According to Previndran Singhe, managing director and CEO of Zerin Properties, hotels were busy right before 2021 came to an end. “Hotels experienced a fantastic year end, with many seeing near full occupancies,” he tells City & Country.
“We do see this carrying on into 2022. And with the VTL (Vaccinated Travel Lane) and travel bubbles planned, the outlook for the sector looks very promising.”
Previndran anticipates that there will be more hotel transactions and new hotel openings this year.
“No, I don’t think there will be more hotels closing down this year. In fact, there will be more new hotel openings. I also foresee more transactions this year,” he says, referring to Zerin Properties’ recently released The Klang Valley Hospitality Sector report.
According to the report, as at 3Q2021, Kuala Lumpur and Selangor will see 39 hotels, with more than 10,000 rooms, come on stream in the near future. Meanwhile, there is a planned supply of 25 hotels, with almost 5,000 rooms, in the pipeline.
Some of the notable hotels that will open in 2022 are Park Hyatt Kuala Lumpur (232 rooms), Kempinski Hotel @ 8 Conlay (260 rooms), DoubleTree by Hilton @ i-City (300 rooms) and Canopy by Hilton Hotel (478 rooms).
In 3Q2021, there were 65,668 rooms across 432 hotels available in Putrajaya, Kuala Lumpur and Selangor.
“A slew of hotel closures was witnessed across the nation, either permanently or temporarily, due to the lack of inbound tourism, in line with the travel restrictions during the Movement Control Order (MCO) period. Owners sought to dispose of assets to improve their balance sheets while other industry players used this opportunity to find good deals in the market,” says Previndran.
Some of the significant hotel transactions over the past two years have been Royale Chulan Bukit Bintang (sold for RM177 million to Hotel Royal Ltd), Tune Hotel in downtown Kuala Lumpur (sold for RM45 million to ECML Hotels Sdn Bhd), Wolo KL (sold for RM115 million to HYM Signature Sdn Bhd) and Swiss Garden Hotel Bukit Bintang (sold for RM170 million to Allstar Odyssey Sdn Bhd).
Meanwhile, some landmark hotels in town have closed permanently due to the pandemic. These include Hotel Istana Kuala Lumpur (486 rooms),
G Tower Hotel Kuala Lumpur (180 rooms), Holiday Villa Hotel & Conference Centre in Subang (309 rooms) and E&O Residences Kuala Lumpur (200 suites).

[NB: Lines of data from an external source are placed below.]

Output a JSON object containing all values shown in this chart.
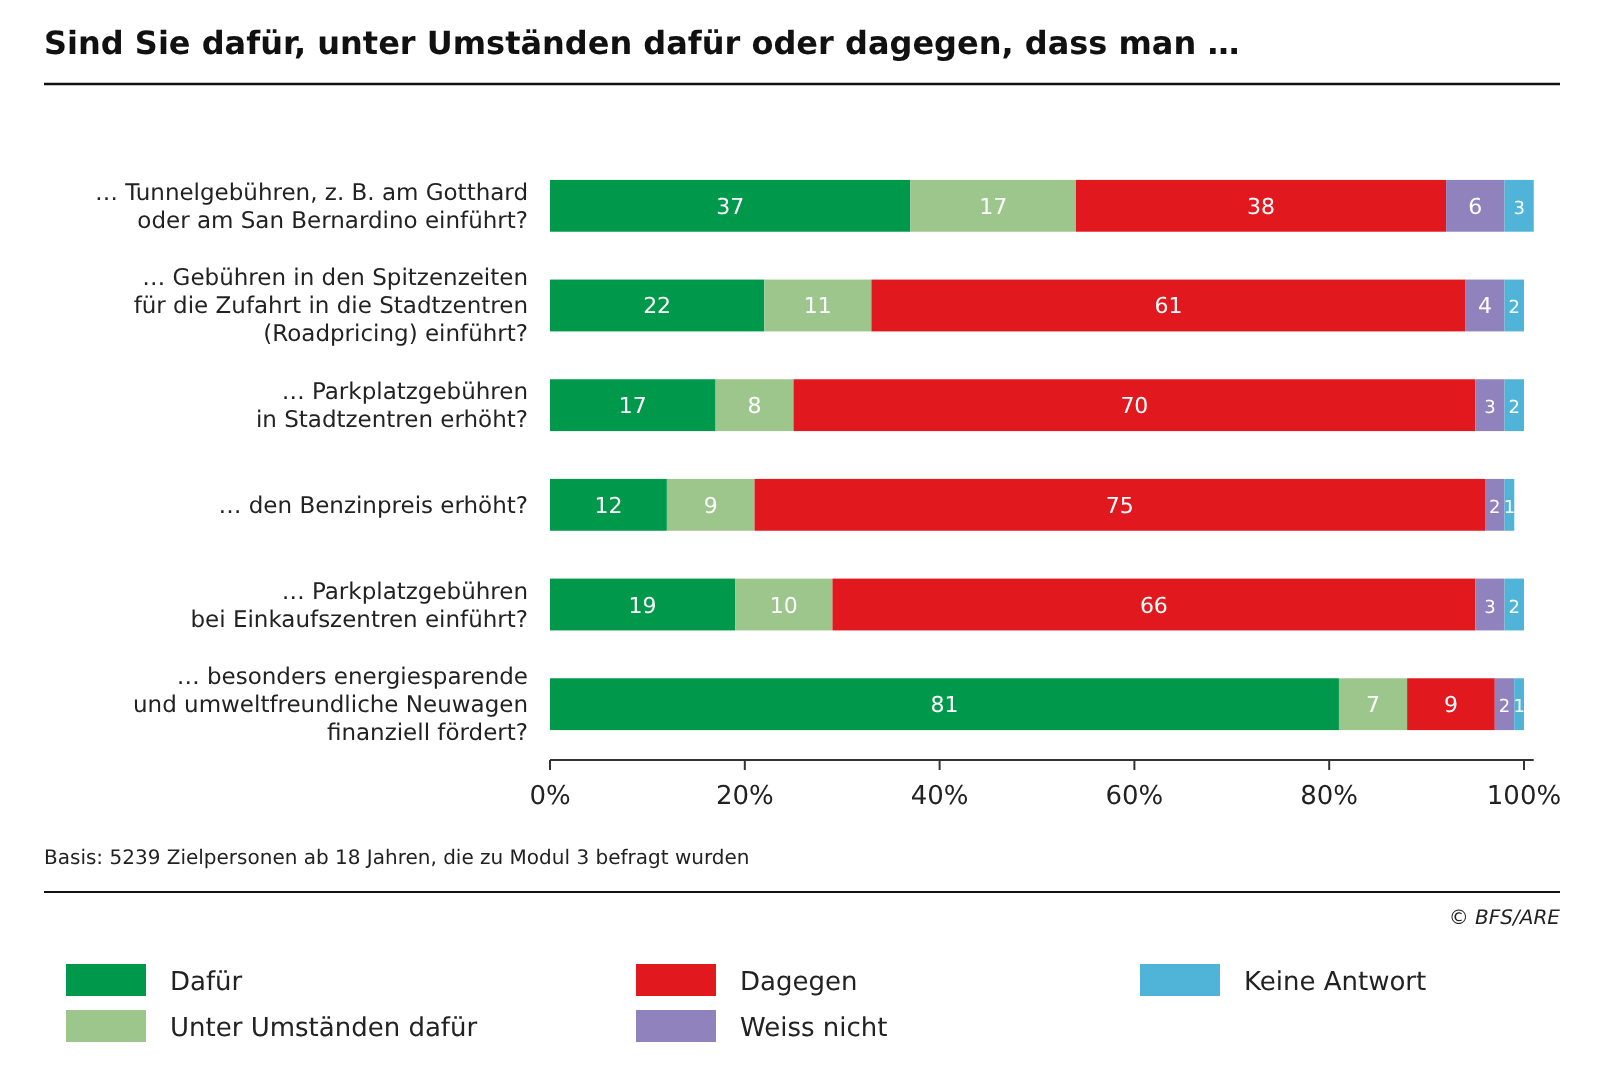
{
  "chart_data": {
    "type": "bar",
    "orientation": "horizontal",
    "stacked": true,
    "title": "Sind Sie dafür, unter Umständen dafür oder dagegen, dass man …",
    "categories": [
      "… Tunnelgebühren, z. B. am Gotthard\noder am San Bernardino einführt?",
      "… Gebühren in den Spitzenzeiten\nfür die Zufahrt in die Stadtzentren\n(Roadpricing) einführt?",
      "… Parkplatzgebühren\nin Stadtzentren erhöht?",
      "… den Benzinpreis erhöht?",
      "… Parkplatzgebühren\nbei Einkaufszentren einführt?",
      "… besonders energiesparende\nund umweltfreundliche Neuwagen\nfinanziell fördert?"
    ],
    "series": [
      {
        "name": "Dafür",
        "color": "#00984a",
        "values": [
          37,
          22,
          17,
          12,
          19,
          81
        ]
      },
      {
        "name": "Unter Umständen dafür",
        "color": "#9cc68c",
        "values": [
          17,
          11,
          8,
          9,
          10,
          7
        ]
      },
      {
        "name": "Dagegen",
        "color": "#e2181f",
        "values": [
          38,
          61,
          70,
          75,
          66,
          9
        ]
      },
      {
        "name": "Weiss nicht",
        "color": "#8f82bd",
        "values": [
          6,
          4,
          3,
          2,
          3,
          2
        ]
      },
      {
        "name": "Keine Antwort",
        "color": "#4fb4d8",
        "values": [
          3,
          2,
          2,
          1,
          2,
          1
        ]
      }
    ],
    "xlim": [
      0,
      101
    ],
    "xticks": [
      {
        "value": 0,
        "label": "0%"
      },
      {
        "value": 20,
        "label": "20%"
      },
      {
        "value": 40,
        "label": "40%"
      },
      {
        "value": 60,
        "label": "60%"
      },
      {
        "value": 80,
        "label": "80%"
      },
      {
        "value": 100,
        "label": "100%"
      }
    ],
    "data_labels": true,
    "legend": "bottom",
    "grid": false,
    "annotations": [
      "Basis: 5239 Zielpersonen ab 18 Jahren, die zu Modul 3 befragt wurden",
      "© BFS/ARE"
    ]
  }
}
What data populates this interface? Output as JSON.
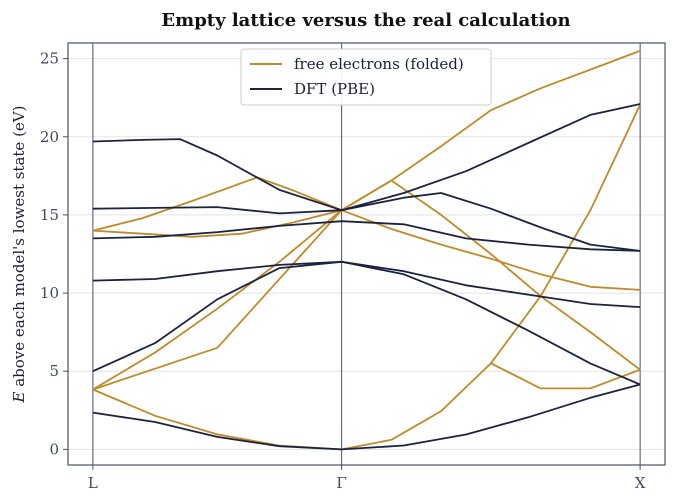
{
  "chart_data": {
    "type": "line",
    "title": "Empty lattice versus the real calculation",
    "ylabel_prefix": "E",
    "ylabel_rest": " above each model's lowest state  (eV)",
    "xlabel": "",
    "x_ticks": [
      {
        "pos": 0,
        "label": "L"
      },
      {
        "pos": 1,
        "label": "Γ"
      },
      {
        "pos": 2.2,
        "label": "X"
      }
    ],
    "xlim": [
      -0.1,
      2.3
    ],
    "ylim": [
      -1,
      26
    ],
    "y_ticks": [
      0,
      5,
      10,
      15,
      20,
      25
    ],
    "grid": "horizontal",
    "legend_position": "top-center",
    "colors": {
      "free": "#c08a27",
      "dft": "#1a2340",
      "axis": "#4a5268",
      "grid": "#e3e3e3"
    },
    "series": [
      {
        "name": "free electrons (folded)",
        "color": "#c08a27",
        "bands": [
          [
            [
              0,
              3.83
            ],
            [
              0.25,
              2.15
            ],
            [
              0.5,
              0.96
            ],
            [
              0.75,
              0.24
            ],
            [
              1,
              0
            ],
            [
              1.2,
              0.61
            ],
            [
              1.4,
              2.45
            ],
            [
              1.6,
              5.51
            ],
            [
              1.8,
              9.8
            ],
            [
              2,
              15.3
            ],
            [
              2.2,
              22.05
            ]
          ],
          [
            [
              0,
              3.83
            ],
            [
              0.25,
              6.2
            ],
            [
              0.5,
              9
            ],
            [
              0.75,
              12
            ],
            [
              1,
              15.3
            ],
            [
              1.2,
              17.2
            ],
            [
              1.4,
              19.4
            ],
            [
              1.6,
              21.7
            ],
            [
              1.8,
              23.1
            ],
            [
              2.0,
              24.3
            ],
            [
              2.2,
              25.5
            ]
          ],
          [
            [
              0,
              14
            ],
            [
              0.2,
              14.8
            ],
            [
              0.4,
              15.9
            ],
            [
              0.66,
              17.4
            ],
            [
              0.8,
              16.6
            ],
            [
              1,
              15.3
            ],
            [
              1.2,
              14.1
            ],
            [
              1.4,
              13.1
            ],
            [
              1.6,
              12.2
            ],
            [
              1.8,
              11.2
            ],
            [
              2,
              10.4
            ],
            [
              2.2,
              10.2
            ]
          ],
          [
            [
              0,
              14
            ],
            [
              0.2,
              13.8
            ],
            [
              0.4,
              13.6
            ],
            [
              0.6,
              13.8
            ],
            [
              0.8,
              14.5
            ],
            [
              1,
              15.3
            ],
            [
              1.2,
              17.2
            ],
            [
              1.4,
              15
            ],
            [
              1.6,
              12.5
            ],
            [
              1.8,
              9.8
            ],
            [
              2,
              7.5
            ],
            [
              2.2,
              5.1
            ]
          ],
          [
            [
              0,
              3.83
            ],
            [
              0.5,
              6.5
            ],
            [
              1,
              15.3
            ]
          ],
          [
            [
              1.6,
              5.51
            ],
            [
              1.8,
              3.9
            ],
            [
              2,
              3.9
            ],
            [
              2.2,
              5.1
            ]
          ]
        ]
      },
      {
        "name": "DFT (PBE)",
        "color": "#1a2340",
        "bands": [
          [
            [
              0,
              2.35
            ],
            [
              0.25,
              1.75
            ],
            [
              0.5,
              0.8
            ],
            [
              0.75,
              0.2
            ],
            [
              1,
              0
            ],
            [
              1.25,
              0.25
            ],
            [
              1.5,
              0.95
            ],
            [
              1.75,
              2.05
            ],
            [
              2,
              3.3
            ],
            [
              2.2,
              4.15
            ]
          ],
          [
            [
              0,
              5
            ],
            [
              0.25,
              6.8
            ],
            [
              0.5,
              9.6
            ],
            [
              0.75,
              11.6
            ],
            [
              1,
              12
            ],
            [
              1.25,
              11.2
            ],
            [
              1.5,
              9.6
            ],
            [
              1.75,
              7.6
            ],
            [
              2,
              5.5
            ],
            [
              2.2,
              4.15
            ]
          ],
          [
            [
              0,
              10.8
            ],
            [
              0.25,
              10.9
            ],
            [
              0.5,
              11.4
            ],
            [
              0.75,
              11.8
            ],
            [
              1,
              12
            ],
            [
              1.25,
              11.4
            ],
            [
              1.5,
              10.5
            ],
            [
              1.75,
              9.9
            ],
            [
              2,
              9.3
            ],
            [
              2.2,
              9.1
            ]
          ],
          [
            [
              0,
              13.5
            ],
            [
              0.25,
              13.6
            ],
            [
              0.5,
              13.9
            ],
            [
              0.75,
              14.3
            ],
            [
              1,
              14.6
            ],
            [
              1.25,
              14.4
            ],
            [
              1.5,
              13.5
            ],
            [
              1.75,
              13.1
            ],
            [
              2,
              12.8
            ],
            [
              2.2,
              12.7
            ]
          ],
          [
            [
              0,
              15.4
            ],
            [
              0.25,
              15.45
            ],
            [
              0.5,
              15.5
            ],
            [
              0.75,
              15.1
            ],
            [
              1,
              15.3
            ],
            [
              1.25,
              16.1
            ],
            [
              1.4,
              16.4
            ],
            [
              1.6,
              15.4
            ],
            [
              1.8,
              14.2
            ],
            [
              2,
              13.1
            ],
            [
              2.2,
              12.7
            ]
          ],
          [
            [
              0,
              19.7
            ],
            [
              0.2,
              19.8
            ],
            [
              0.35,
              19.85
            ],
            [
              0.5,
              18.8
            ],
            [
              0.75,
              16.6
            ],
            [
              1,
              15.3
            ],
            [
              1.25,
              16.4
            ],
            [
              1.5,
              17.8
            ],
            [
              1.75,
              19.6
            ],
            [
              2,
              21.4
            ],
            [
              2.2,
              22.1
            ]
          ]
        ]
      }
    ]
  }
}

“Larger hotels with strong balance sheets could undertake rebranding, redevelopment, renovation and refurbishment during the lockdown. But for budget hotels and small boutique hotels, they had to reinvent themselves to stay afloat by offering long-term stays or co-living options, refurbishing or even converting into co-working spaces,” says Previndran.
He adds that some 4- and 5-star hotels offered significant discounts and creative promotions to survive the pandemic. These included flexible staycation packages and work-from-hotel packages.
Although Previndran is optimistic about the overall outlook for the hospitality industry in 2022, he highlights that travellers’ preferences and behaviour have clearly shifted, with a greater preference for short-haul trips and shorter itineraries. Travellers will also be more concerned about health and wellness features when checking in to a hotel.
“Hotels that provide on-site wellness centres, such as a well-equipped fitness centre, pool, spa and sauna, as well as hotels that have been redesigned with wide open spaces, will cater for travellers’ current preferences,” he says.
Previndran opines that niche tourism, such as ecotourism or glamping, will be the bright spot of the industry.
“The identification of new market segments that focus on certain age groups and collaboration with local tour operators for the introduction of niche tourism, such as marine tourism, ecotourism and wellness-themed trips, should be well received,” he says.